Dambruoso arrived in Rome when he was 23. Exposed to art from a young age by his art collector father, he quickly specialized in 1960’s era art and the Arte Povera movement. He began I Martedì Critici just over five years ago as a response to a problem: he noticed the trend of people going to galleries and attending openings but not actually speaking about or engaging with the work. In a major way, art was used as a prop for a social event rather than the driving force behind the gathering. The intention of I Martedì Critici was to reengage with art works in a critical and conscious manner while also creating a venue in which to discuss what art is and what it means today.
Founded in a renovated artist’s studio, it began as a small weekly event, attended by Dambruoso’s already impressive collection of art world friends. Slowly, it gained recognition and the refurbished studio filled with people ranging from artists, critics, and museum directors to gallerists, collectors and the interested public. The format was loose, with artists bringing their works, doing performances, and installing works in the space, but the basic outline was the same: an interview-style dialogue between the guest artist and Dambruoso himself.

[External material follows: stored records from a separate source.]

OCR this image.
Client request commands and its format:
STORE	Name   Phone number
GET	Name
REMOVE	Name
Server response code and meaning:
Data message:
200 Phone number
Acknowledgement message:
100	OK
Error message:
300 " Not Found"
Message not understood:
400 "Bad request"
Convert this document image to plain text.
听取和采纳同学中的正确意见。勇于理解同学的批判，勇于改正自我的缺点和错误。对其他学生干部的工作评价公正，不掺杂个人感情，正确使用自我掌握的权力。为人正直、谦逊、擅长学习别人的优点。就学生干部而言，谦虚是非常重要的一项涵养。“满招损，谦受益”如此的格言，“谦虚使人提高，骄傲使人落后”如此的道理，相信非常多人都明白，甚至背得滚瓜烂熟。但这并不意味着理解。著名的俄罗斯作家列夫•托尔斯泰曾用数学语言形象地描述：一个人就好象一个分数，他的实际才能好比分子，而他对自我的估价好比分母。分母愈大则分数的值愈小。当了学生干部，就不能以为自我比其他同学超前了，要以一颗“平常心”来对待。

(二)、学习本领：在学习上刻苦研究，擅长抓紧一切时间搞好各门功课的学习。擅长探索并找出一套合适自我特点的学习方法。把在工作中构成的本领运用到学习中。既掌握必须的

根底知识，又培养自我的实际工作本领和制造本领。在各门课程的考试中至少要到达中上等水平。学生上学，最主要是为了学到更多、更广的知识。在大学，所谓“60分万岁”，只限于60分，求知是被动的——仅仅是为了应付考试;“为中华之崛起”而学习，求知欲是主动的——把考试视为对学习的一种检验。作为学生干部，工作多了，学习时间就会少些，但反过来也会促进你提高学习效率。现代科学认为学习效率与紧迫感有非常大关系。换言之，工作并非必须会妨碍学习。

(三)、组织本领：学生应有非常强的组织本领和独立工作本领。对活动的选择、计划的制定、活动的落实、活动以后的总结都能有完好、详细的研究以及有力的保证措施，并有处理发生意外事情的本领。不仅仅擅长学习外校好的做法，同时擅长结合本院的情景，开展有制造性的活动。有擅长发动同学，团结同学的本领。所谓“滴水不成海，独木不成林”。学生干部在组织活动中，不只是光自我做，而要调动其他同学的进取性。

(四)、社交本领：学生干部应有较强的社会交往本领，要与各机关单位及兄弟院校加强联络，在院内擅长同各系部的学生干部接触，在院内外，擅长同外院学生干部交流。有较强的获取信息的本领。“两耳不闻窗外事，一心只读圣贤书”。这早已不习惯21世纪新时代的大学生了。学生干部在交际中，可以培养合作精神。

Over the years, the event outgrew the space and moved from location to location, including a tour to cities as far flung as Milan and Florence. Finally, it found its current resting space within the hallowed lecture halls of the MAXXI and MACRO museums in Rome. This transition of space from studio to museum atmosphere allowed more of the public to attend, but also lost some of its intimacy and freedom. While the studio operated as a laboratory environment in which there was freedom to test out new ideas and young, emerging and unestablished artists were frequently invited to speak, the pedigree of a museum carried with it a formality and caution that now only allowed established, mostly mid-career artists to present. However, some things have not changed and the basic premise of I Martedì Critici has remained consistent: whom Dambruoso presents is a reflection of how he sees art today. The “lectures” still retain their interview format in an attempt to show art in a direct and approachable context. I Martedì Critici is, and always will be, about the process of creating the story of contemporary art as it happens.
Following his lecture, Dambruoso joined the Art majors for guest critiques in their studio spaces downstairs. A phenomenal opportunity, Dambruoso provided his professional feedback and commentary on the paintings, sculptures, drawings, and video pieces presented at each desk. A unique and inspiring talk, Dambruoso’s lecture provided a vivid glimpse into the contemporary art world in Rome.